Kisangani, RDC – 2 septembre 2025 – La cage est vide. Et le silence est lourd. Après 71 jours d’alerte, Maria, bébé bonobo arrachée au braconnage, est morte le 20 août dans une indifférence institutionnelle glaçante. Un échec absolu de la conservation en RDC.
Elle s’appelait Maria.
Non, ce n’était pas « juste un bonobo ». C’était un bébé. Une orpheline. Une survivante du braconnage. Un souffle fragile dans un monde brutal. Mais ce souffle s’est éteint. Le 20 août 2025, Maria est morte. De diarrhée. De solitude. De négligence. De silence.
Et maintenant ?
Maintenant il ne reste plus rien.
Rien que du vide.
Une cage vide.
Un silence encore plus assourdissant.
Et cette question : où était l’ICCN pendant qu’un bébé bonobo mourait à petit feu ?

Le 13 juillet 2025, Maria avait été interceptée à Ndjale, dans la province de la Tshuapa. Une saisie administrative. Une vie arrachée à l’enfer du braconnage, pour être enfermée ailleurs — dans un zoo de Kisangani. En chantier. Sans vétérinaire. Sans alimentation adaptée. Sans soin. Une cellule plus qu’une cage, où chaque jour qui passait l’éloignait un peu plus de la vie.

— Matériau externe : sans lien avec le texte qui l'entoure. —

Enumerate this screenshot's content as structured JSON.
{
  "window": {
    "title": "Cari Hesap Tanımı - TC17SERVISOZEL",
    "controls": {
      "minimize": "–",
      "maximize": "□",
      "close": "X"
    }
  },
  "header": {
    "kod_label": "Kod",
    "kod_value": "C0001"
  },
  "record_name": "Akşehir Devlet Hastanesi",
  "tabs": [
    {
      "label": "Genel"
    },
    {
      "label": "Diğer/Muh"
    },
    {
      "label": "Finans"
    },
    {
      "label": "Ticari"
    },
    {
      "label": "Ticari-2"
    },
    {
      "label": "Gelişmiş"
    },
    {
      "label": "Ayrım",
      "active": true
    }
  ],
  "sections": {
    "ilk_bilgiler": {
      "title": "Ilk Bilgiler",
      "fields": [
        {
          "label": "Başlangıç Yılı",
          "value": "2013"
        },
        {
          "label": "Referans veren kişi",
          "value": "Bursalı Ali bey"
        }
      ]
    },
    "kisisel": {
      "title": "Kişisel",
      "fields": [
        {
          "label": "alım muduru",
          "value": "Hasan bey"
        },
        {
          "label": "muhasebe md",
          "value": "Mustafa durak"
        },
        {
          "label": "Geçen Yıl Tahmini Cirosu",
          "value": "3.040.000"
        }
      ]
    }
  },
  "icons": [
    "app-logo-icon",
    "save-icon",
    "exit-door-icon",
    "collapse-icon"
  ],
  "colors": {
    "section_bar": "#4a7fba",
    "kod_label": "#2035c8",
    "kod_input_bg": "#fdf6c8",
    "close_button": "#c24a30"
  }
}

Maria tournait en rond. Les yeux vides. La peau sur les os. Et personne n’agissait. Le 25 août dernier, KilaloPress lançait l’alerte. Nous écrivions :
« Chaque jour qui passe est un jour de plus contre la vie. » Nous avions documenté les irrégularités : un transfert effectué avec un faux document administratif prétendument signé au nom de l’ICCN. Un agent non reconnu. Un Conseil local de sécurité qui dénonçait la falsification. Mais malgré cela, l’homme a été libéré… et le bonobo est resté prisonnier.

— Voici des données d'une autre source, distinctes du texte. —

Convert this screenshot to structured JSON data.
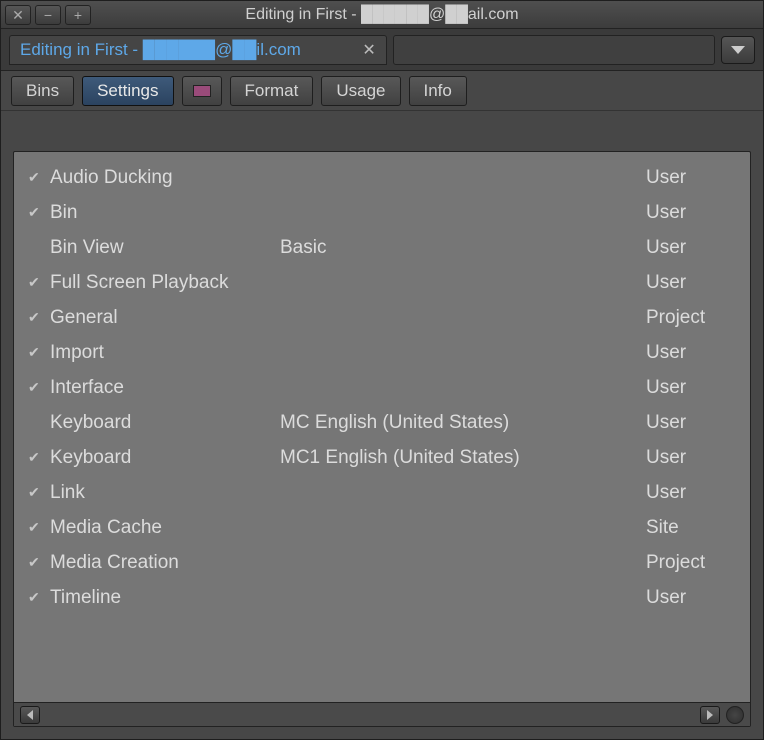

Des ONG ont écrit. Des experts ont parlé. Des journalistes ont enquêté. L’ICCN a reçu. Le ministère aussi. Et rien n’a été fait.
Et puis, le 20 septembre, Maria s’est effondrée. Un filet de diarrhée. Un corps déshydraté. Trop tard pour tenter un transfert vers un vétérinaire local, lui aussi absent. Le bébé est mort dans l’indifférence, sans un seul regard apaisant pour l’accompagner.
Quand nous avions interrogé un haut cadre de l’ICCN, il nous avait répondu sèchement :
« C’est une démarche de trop ! » Ce jour-là, on a compris. Ce n’était pas un oubli. C’était un choix. Celui du mutisme. Celui de l’inaction. Celui de la banalisation d’une vie.
Alors, posons la question franchement :
La mort de Maria est-elle le fruit d’un excès de demandes ? Ou d’un manque total d’humanité ?
L’ICCN a-t-elle vu son corps ? A-t-elle pris le temps de se recueillir ? Comprend-elle seulement ce que signifie la mort d’un bébé bonobo sans soins, dans une cage sale, seul, au bout de 71 jours de supplice ?
Nous, on l’a vu.
Et maintenant, vous aussi.
La cage est toujours là, dans le zoo en chantier.
Mais vide.
Un vide qui en dit long. Un vide qui hurle.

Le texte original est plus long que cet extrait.